Evelyn Florence Margaret Winifred Gardner (27 September 1903 – 11 March 1994) was the first wife of Evelyn Waugh. She was one of the Bright Young Things.
==Life==
Gardner was born on 27 September 1903 in London. She was the youngest of four daughters born to Herbert Gardner, 1st Baron Burghclere, and Lady Winifred Herbert.

In the 1920s she came to be regarded as one of the Bright Young Things, a nickname given by the tabloid press to a group of bohemian young aristocrats and socialites. During this time she lived alone with Pansy Pakenham. It was such an unusual arrangement that the pair were interviewed by Alec Waugh in the spring of 1927 for an article on modern girls. The two girls invited Alec to a party given in Portland Place by the Ranee of Sarawak, and he brought along his brother Evelyn Waugh. Before meeting Waugh, Gardner had been engaged at least nine times, including to a soldier, a ship's purser, and a middle-aged divorcé. Harold Acton said she was "a fauness, with a little snub nose". Her closest friend, Nancy Mitford, said she was "a ravishing boy, a page".

On 27 June 1928, at St Paul's in Portman Square, Evelyn Gardner married Evelyn Waugh, against the wishes of her mother, who felt that Waugh lacked moral fibre and kept unsuitable company. Harold Acton was the best man, Robert Byron, the writer and art critic, gave away the bride, and Alec Waugh and Pansy Pakenham were the witnesses. The ceremony was performed by the Rev. William Henry Aldis, a former missionary to Szechwan. Among their friends, the couple quickly became known as "He-Evelyn" and "She-Evelyn". After only one year of marriage, Gardner left Waugh for their mutual friend John Heygate, whom she married in 1930. The marriage ended in divorce in 1936. In 1937 she married Ronald Nightingale, a civil servant and later an estate agent.
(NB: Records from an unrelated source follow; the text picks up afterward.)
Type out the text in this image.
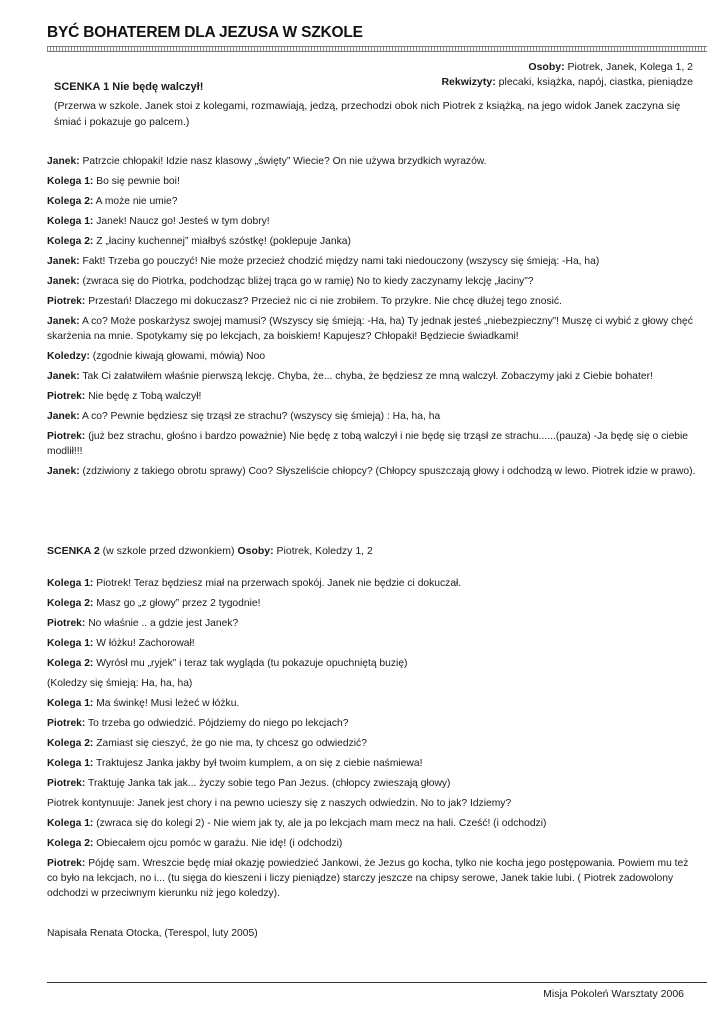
BYĆ BOHATEREM DLA JEZUSA W SZKOLE
Osoby: Piotrek, Janek, Kolega 1, 2
Rekwizyty: plecaki, książka, napój, ciastka, pieniądze
SCENKA 1 Nie będę walczył!
(Przerwa w szkole. Janek stoi z kolegami, rozmawiają, jedzą, przechodzi obok nich Piotrek z książką, na jego widok Janek zaczyna się śmiać i pokazuje go palcem.)
Janek: Patrzcie chłopaki! Idzie nasz klasowy „święty” Wiecie? On nie używa brzydkich wyrazów.
Kolega 1: Bo się pewnie boi!
Kolega 2: A może nie umie?
Kolega 1: Janek! Naucz go! Jesteś w tym dobry!
Kolega 2: Z „łaciny kuchennej” miałbyś szóstkę! (poklepuje Janka)
Janek: Fakt! Trzeba go pouczyć! Nie może przecież chodzić między nami taki niedouczony (wszyscy się śmieją: -Ha, ha)
Janek: (zwraca się do Piotrka, podchodząc bliżej trąca go w ramię) No to kiedy zaczynamy lekcję „łaciny”?
Piotrek: Przestań! Dlaczego mi dokuczasz? Przecież nic ci nie zrobiłem. To przykre. Nie chcę dłużej tego znosić.
Janek: A co? Może poskarżysz swojej mamusi? (Wszyscy się śmieją: -Ha, ha) Ty jednak jesteś „niebezpieczny”! Muszę ci wybić z głowy chęć skarżenia na mnie. Spotykamy się po lekcjach, za boiskiem! Kapujesz? Chłopaki! Będziecie świadkami!
Koledzy: (zgodnie kiwają głowami, mówią) Noo
Janek: Tak Ci załatwiłem właśnie pierwszą lekcję. Chyba, że... chyba, że będziesz ze mną walczył. Zobaczymy jaki z Ciebie bohater!
Piotrek: Nie będę z Tobą walczył!
Janek: A co? Pewnie będziesz się trząsł ze strachu? (wszyscy się śmieją) : Ha, ha, ha
Piotrek: (już bez strachu, głośno i bardzo poważnie) Nie będę z tobą walczył i nie będę się trząsł ze strachu......(pauza) -Ja będę się o ciebie modlił!!!
Janek: (zdziwiony z takiego obrotu sprawy) Coo? Słyszeliście chłopcy? (Chłopcy spuszczają głowy i odchodzą w lewo. Piotrek idzie w prawo).
SCENKA 2 (w szkole przed dzwonkiem) Osoby: Piotrek, Koledzy 1, 2
Kolega 1: Piotrek! Teraz będziesz miał na przerwach spokój. Janek nie będzie ci dokuczał.
Kolega 2: Masz go „z głowy” przez 2 tygodnie!
Piotrek: No właśnie .. a gdzie jest Janek?
Kolega 1: W łóżku! Zachorował!
Kolega 2: Wyrósł mu „ryjek” i teraz tak wygląda (tu pokazuje opuchniętą buzię)
(Koledzy się śmieją: Ha, ha, ha)
Kolega 1: Ma świnkę! Musi leżeć w łóżku.
Piotrek: To trzeba go odwiedzić. Pójdziemy do niego po lekcjach?
Kolega 2: Zamiast się cieszyć, że go nie ma, ty chcesz go odwiedzić?
Kolega 1: Traktujesz Janka jakby był twoim kumplem, a on się z ciebie naśmiewa!
Piotrek: Traktuję Janka tak jak... życzy sobie tego Pan Jezus. (chłopcy zwieszają głowy)
Piotrek kontynuuje: Janek jest chory i na pewno ucieszy się z naszych odwiedzin. No to jak? Idziemy?
Kolega 1: (zwraca się do kolegi 2) - Nie wiem jak ty, ale ja po lekcjach mam mecz na hali. Cześć! (i odchodzi)
Kolega 2: Obiecałem ojcu pomóc w garażu. Nie idę! (i odchodzi)
Piotrek: Pójdę sam. Wreszcie będę miał okazję powiedzieć Jankowi, że Jezus go kocha, tylko nie kocha jego postępowania. Powiem mu też co było na lekcjach, no i... (tu sięga do kieszeni i liczy pieniądze) starczy jeszcze na chipsy serowe, Janek takie lubi. ( Piotrek zadowolony odchodzi w przeciwnym kierunku niż jego koledzy).
Napisała Renata Otocka, (Terespol, luty 2005)
Misja Pokoleń Warsztaty 2006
They had one son, Benedict Nightingale, a drama critic, and one daughter, Virginia Nightingale, a landscape architect.

After Gardner and Waugh's divorce, of all their friends, only Anthony Powell remained in contact with Gardner, despite the fact that most of them had been her friends before they had been his. It has been suggested that the adultress Brenda Last in A Handful of Dust (1934) is based upon Gardner.

Gardner died on 11 March 1994 in Ticehurst, East Sussex, and was buried in the graveyard of St Mary's Church, Ticehurst.